For our study area, me and my group partner chose Carson Park, specifically on the crest of a hill behind the baseball area and next to the playground equipment. This vantage point gave us plenty of features to record and we had just enough space between several trees overhead to get a GPS signal for our X,Y point in the form of Latitude (Y) and Longitude (X) on our Garmin Etrex.

Figure 1: Study area in Carson Park for conducting the distance azimuth survey
Once we had our work station set up and a focal point chosen I began listing off the object name, distance, and bearing for each feature we chose and my lab partner Josie would record them onto a printed off excel document. We recorded information for features such as trees (small, medium, and large), cars, signs, buildings, benches, light posts, and other park utilities. After we had reached 100 features we transcribed the data into an excel file for use in ArcGIS.

Figure 2: Excel table after having feature data transcribed
To use the excel file data first we constructed a file geodatabase and imported the excel spreadsheet into it. Then we ran the tool "bearing distance to line" which utilized our distance and azimuth fields to create lines of data radiating from our focal point to where the features lied. We then added a basemap for comparing our recorded data to the real life surroundings and based on the location of our point data the surveying techniques had been accurate and a success.

Figure 3: Line data of our features radiating from our focal point
Then we converted our line data to points using the "feature vertices to points" tool, which gave us the final product we were aiming for.

Figure 4: Point data for our features
Afterwards I symbolized the feature points by their object id to help show the distribution of specific feature types in relation to the basemap. Many of the points were trees, benches, and signs, but we also had a few singular points such as the baseball related buildings.

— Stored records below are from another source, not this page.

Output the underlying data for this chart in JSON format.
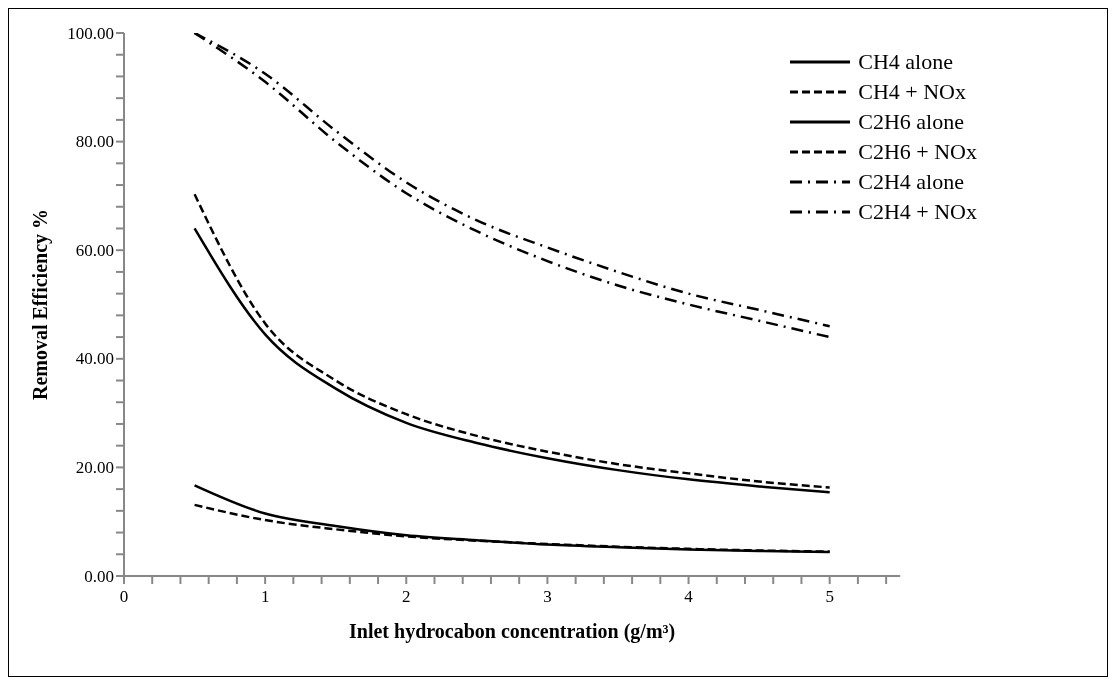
{
  "chart_data": {
    "type": "line",
    "xlabel": "Inlet hydrocabon concentration (g/m³)",
    "ylabel": "Removal Efficiency %",
    "x": [
      0.5,
      1,
      1.5,
      2,
      2.5,
      3,
      3.5,
      4,
      4.5,
      5
    ],
    "series": [
      {
        "name": "CH4 alone",
        "color": "#000000",
        "line_style": "solid",
        "values": [
          16.7,
          11.5,
          9.2,
          7.5,
          6.6,
          5.8,
          5.3,
          4.9,
          4.6,
          4.4
        ]
      },
      {
        "name": "CH4 + NOx",
        "color": "#000000",
        "line_style": "dashed",
        "values": [
          13.1,
          10.3,
          8.6,
          7.3,
          6.5,
          5.9,
          5.4,
          5.0,
          4.7,
          4.5
        ]
      },
      {
        "name": "C2H6 alone",
        "color": "#000000",
        "line_style": "solid",
        "values": [
          64,
          44.5,
          34.5,
          28.2,
          24.5,
          21.7,
          19.5,
          17.8,
          16.5,
          15.4
        ]
      },
      {
        "name": "C2H6 + NOx",
        "color": "#000000",
        "line_style": "dashed",
        "values": [
          70.3,
          46.5,
          36,
          29.8,
          25.8,
          22.9,
          20.6,
          18.9,
          17.4,
          16.3
        ]
      },
      {
        "name": "C2H4 alone",
        "color": "#000000",
        "line_style": "dashdot",
        "values": [
          100,
          91,
          80,
          70.5,
          63.5,
          58,
          53.5,
          50,
          47,
          44
        ]
      },
      {
        "name": "C2H4 + NOx",
        "color": "#000000",
        "line_style": "dashdot",
        "values": [
          100,
          92.5,
          82,
          72.5,
          65.5,
          60.5,
          56,
          52,
          49,
          46
        ]
      }
    ],
    "xlim": [
      0,
      5.5
    ],
    "xticks": [
      0,
      {
        "value": 0.2,
        "label": null
      },
      {
        "value": 0.4,
        "label": null
      },
      {
        "value": 0.6,
        "label": null
      },
      {
        "value": 0.8,
        "label": null
      },
      1,
      {
        "value": 1.2,
        "label": null
      },
      {
        "value": 1.4,
        "label": null
      },
      {
        "value": 1.6,
        "label": null
      },
      {
        "value": 1.8,
        "label": null
      },
      2,
      {
        "value": 2.2,
        "label": null
      },
      {
        "value": 2.4,
        "label": null
      },
      {
        "value": 2.6,
        "label": null
      },
      {
        "value": 2.8,
        "label": null
      },
      3,
      {
        "value": 3.2,
        "label": null
      },
      {
        "value": 3.4,
        "label": null
      },
      {
        "value": 3.6,
        "label": null
      },
      {
        "value": 3.8,
        "label": null
      },
      4,
      {
        "value": 4.2,
        "label": null
      },
      {
        "value": 4.4,
        "label": null
      },
      {
        "value": 4.6,
        "label": null
      },
      {
        "value": 4.8,
        "label": null
      },
      5,
      {
        "value": 5.2,
        "label": null
      },
      {
        "value": 5.4,
        "label": null
      }
    ],
    "ylim": [
      0,
      100
    ],
    "yticks": [
      {
        "value": 0,
        "label": "0.00"
      },
      {
        "value": 4,
        "label": null
      },
      {
        "value": 8,
        "label": null
      },
      {
        "value": 12,
        "label": null
      },
      {
        "value": 16,
        "label": null
      },
      {
        "value": 20,
        "label": "20.00"
      },
      {
        "value": 24,
        "label": null
      },
      {
        "value": 28,
        "label": null
      },
      {
        "value": 32,
        "label": null
      },
      {
        "value": 36,
        "label": null
      },
      {
        "value": 40,
        "label": "40.00"
      },
      {
        "value": 44,
        "label": null
      },
      {
        "value": 48,
        "label": null
      },
      {
        "value": 52,
        "label": null
      },
      {
        "value": 56,
        "label": null
      },
      {
        "value": 60,
        "label": "60.00"
      },
      {
        "value": 64,
        "label": null
      },
      {
        "value": 68,
        "label": null
      },
      {
        "value": 72,
        "label": null
      },
      {
        "value": 76,
        "label": null
      },
      {
        "value": 80,
        "label": "80.00"
      },
      {
        "value": 84,
        "label": null
      },
      {
        "value": 88,
        "label": null
      },
      {
        "value": 92,
        "label": null
      },
      {
        "value": 96,
        "label": null
      },
      {
        "value": 100,
        "label": "100.00"
      }
    ],
    "grid": false,
    "legend": "top right",
    "marker": "none"
  }
}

Figure 5: Carson park feature points


Discussion

By looking at the point data in relation to our basemap it is evident to see that although most of out features line up with where they belong, some are outliers likely caused by error in measurement when using the distance finder. The further out the feature was and the smaller the outline the more likely I was to miss the actual object and detect the distance to something behind the object. 

Conclusion

By the end of the lab it was easy to see how useful a skill using the distance azimuth method for surveying could be considering how little technology it utilizes, but yet it was evident that the method had several limitations and time consuming constraint (such as the TruLazer's inability to operate correctly in areas with electromagnetic interference). Our generated points were very close to their real life counterparts when looking at our basemap despite some user error with the equipment.